Shakespeare (The Tempest by William Shakespeare)
Drama and Poetry pre-1900 (A Doll's House by Henrik Ibsen and selected poems by Christina Rossetti)
Written paper 60 marks (Closed text 2 hours 30 minutes 40% of total A-Level)
This unit covers the amazing stories of love and disillusionment that can be so central to the immigrant experience. We study the narratives of Jamaican immigrants to Britain in Andrea Levy's novel Small Island as well as Pakistani identity in the USA in Mohsin Hamid's The Reluctant Fundamentalist, as well as reading widely in the area of immigrant literature with extracts from novels like White Teeth and Brick Lane.
Written paper 60 marks (Closed text 2 hours 30 minutes 40% of total A-Level
Close reading OR re-creative writing piece with commentary (Brand New Ancients by Kae Tempest)
Comparative essay: Literature post-1900 (Selected stories of Raymond Carver and Death of a Salesman by Arthur Miller.
40 marks (Non-examined assessment 20% of total A-Level)
You will engage with a wide range of learning activities whichever English course you decide to do, including group discussions, independent study, presentations and research projects. We aim to provide a varied and rich curriculum and encourage all students to participate in enrichment opportunities offered, including theatre trips, visits, workshops and visiting speakers.
This course follows a two-year linear specification. The exams at the end of two years are worth 80% of the A-level and all students are required to submit a coursework element which is worth 20% of the A-level. You will be assessed formally and informally over the two years through terminology tests, analytical essays, presentations, discussions, and creative writing pieces.

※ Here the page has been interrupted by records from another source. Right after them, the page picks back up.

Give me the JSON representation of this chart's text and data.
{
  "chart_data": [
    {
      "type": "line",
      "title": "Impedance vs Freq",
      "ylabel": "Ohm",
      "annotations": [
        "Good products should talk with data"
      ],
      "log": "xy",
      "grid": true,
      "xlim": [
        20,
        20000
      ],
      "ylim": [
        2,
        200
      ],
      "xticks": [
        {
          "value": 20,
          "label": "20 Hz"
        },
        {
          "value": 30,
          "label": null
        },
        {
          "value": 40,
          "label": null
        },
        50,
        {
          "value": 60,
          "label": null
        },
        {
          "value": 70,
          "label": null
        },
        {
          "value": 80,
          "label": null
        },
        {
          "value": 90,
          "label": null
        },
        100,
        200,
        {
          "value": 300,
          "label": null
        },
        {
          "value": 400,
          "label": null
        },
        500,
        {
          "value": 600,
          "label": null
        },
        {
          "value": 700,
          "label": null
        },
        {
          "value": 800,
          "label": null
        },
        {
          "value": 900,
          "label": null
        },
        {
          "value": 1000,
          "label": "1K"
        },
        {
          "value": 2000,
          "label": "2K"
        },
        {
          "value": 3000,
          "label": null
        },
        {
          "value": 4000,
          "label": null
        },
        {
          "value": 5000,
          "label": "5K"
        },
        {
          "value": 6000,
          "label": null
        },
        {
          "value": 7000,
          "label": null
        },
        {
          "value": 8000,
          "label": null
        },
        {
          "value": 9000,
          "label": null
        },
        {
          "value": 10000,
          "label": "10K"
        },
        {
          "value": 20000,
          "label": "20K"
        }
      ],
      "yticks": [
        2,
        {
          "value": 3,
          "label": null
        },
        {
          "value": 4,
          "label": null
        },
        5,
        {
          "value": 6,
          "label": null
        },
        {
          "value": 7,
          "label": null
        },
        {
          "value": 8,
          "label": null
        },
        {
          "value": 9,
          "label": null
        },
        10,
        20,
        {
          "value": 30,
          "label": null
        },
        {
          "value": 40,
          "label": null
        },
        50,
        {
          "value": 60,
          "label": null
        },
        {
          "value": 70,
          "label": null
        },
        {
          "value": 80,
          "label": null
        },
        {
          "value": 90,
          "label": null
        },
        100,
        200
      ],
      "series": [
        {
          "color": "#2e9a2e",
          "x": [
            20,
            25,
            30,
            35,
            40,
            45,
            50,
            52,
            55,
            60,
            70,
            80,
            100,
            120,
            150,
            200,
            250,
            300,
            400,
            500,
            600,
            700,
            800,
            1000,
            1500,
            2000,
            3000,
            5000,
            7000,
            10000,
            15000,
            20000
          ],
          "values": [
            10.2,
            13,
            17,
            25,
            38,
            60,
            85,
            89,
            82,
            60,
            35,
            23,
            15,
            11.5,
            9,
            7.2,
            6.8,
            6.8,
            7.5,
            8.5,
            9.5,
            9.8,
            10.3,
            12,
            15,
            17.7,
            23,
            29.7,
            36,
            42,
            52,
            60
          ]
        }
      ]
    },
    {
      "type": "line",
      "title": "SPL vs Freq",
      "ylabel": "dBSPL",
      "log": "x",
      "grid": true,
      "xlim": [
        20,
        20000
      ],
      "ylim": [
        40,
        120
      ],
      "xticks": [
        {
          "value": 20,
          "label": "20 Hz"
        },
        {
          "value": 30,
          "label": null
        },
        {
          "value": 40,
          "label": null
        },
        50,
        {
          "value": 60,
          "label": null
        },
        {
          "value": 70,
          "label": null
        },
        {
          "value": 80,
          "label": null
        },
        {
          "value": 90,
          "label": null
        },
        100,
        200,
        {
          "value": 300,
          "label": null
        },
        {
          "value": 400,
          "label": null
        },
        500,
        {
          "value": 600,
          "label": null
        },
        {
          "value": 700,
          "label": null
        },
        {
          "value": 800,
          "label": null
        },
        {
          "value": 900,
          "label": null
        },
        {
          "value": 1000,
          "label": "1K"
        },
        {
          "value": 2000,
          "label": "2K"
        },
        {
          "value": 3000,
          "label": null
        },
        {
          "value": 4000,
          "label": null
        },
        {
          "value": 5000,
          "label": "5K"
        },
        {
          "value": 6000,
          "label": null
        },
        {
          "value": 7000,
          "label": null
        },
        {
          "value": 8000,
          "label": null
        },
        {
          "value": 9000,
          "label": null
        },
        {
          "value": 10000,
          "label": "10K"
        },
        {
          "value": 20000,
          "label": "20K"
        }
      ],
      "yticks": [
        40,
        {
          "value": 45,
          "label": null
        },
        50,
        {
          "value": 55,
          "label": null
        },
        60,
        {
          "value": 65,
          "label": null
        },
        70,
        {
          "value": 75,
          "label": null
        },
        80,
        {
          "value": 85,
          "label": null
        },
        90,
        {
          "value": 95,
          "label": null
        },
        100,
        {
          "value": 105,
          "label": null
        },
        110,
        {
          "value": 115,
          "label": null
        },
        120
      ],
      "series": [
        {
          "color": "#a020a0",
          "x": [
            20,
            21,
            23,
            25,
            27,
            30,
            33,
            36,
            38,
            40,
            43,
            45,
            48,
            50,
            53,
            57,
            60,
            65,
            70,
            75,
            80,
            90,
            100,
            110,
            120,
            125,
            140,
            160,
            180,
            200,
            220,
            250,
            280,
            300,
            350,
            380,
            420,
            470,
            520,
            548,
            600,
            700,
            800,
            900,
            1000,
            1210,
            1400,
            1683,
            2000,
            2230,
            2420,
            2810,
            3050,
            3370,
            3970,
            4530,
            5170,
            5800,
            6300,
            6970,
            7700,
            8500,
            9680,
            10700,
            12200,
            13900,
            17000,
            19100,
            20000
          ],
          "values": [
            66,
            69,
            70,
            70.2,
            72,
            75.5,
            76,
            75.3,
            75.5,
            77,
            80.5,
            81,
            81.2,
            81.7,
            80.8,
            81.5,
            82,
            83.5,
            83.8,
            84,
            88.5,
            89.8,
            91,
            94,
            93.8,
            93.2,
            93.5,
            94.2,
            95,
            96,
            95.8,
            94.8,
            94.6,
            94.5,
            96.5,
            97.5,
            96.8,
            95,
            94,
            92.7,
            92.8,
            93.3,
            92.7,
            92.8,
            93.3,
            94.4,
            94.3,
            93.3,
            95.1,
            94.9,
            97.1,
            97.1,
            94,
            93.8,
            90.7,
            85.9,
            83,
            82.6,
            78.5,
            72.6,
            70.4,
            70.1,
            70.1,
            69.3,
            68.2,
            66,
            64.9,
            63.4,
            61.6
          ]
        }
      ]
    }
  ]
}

We have a wide range of exciting enrichment in English Literature from theatre trips to competitions and guest speakers such as authors and academics. We also have a very dynamic student book discussion group where students meet to discuss books they have loved reading such as Frankenstein and The Bell Jar.
You will work from booklets, shared resources on Teams, worksheets and textbooks. Online platforms are also used to support your learning. You will be expected to purchase your own set texts. Support may be available to buy texts through the College bursary. You can expect to spend about £25 - £40 on your set texts (many of the books are available second hand). You will also need to budget for stationery, equipment and educational visits.
There are no course charges, but there is an expectation that students who are able to afford to buy their own text books should do so. If theatre trips and educational visits are arranged, these will also need to be paid for.
English studies combine well with a wide range of other subjects. Through studying English, you develop high quality communication skills and all courses offer you the opportunity to develop your skills of critical analysis. These skills are highly transferable and support a wide range of progression routes, whether in higher education or in employment.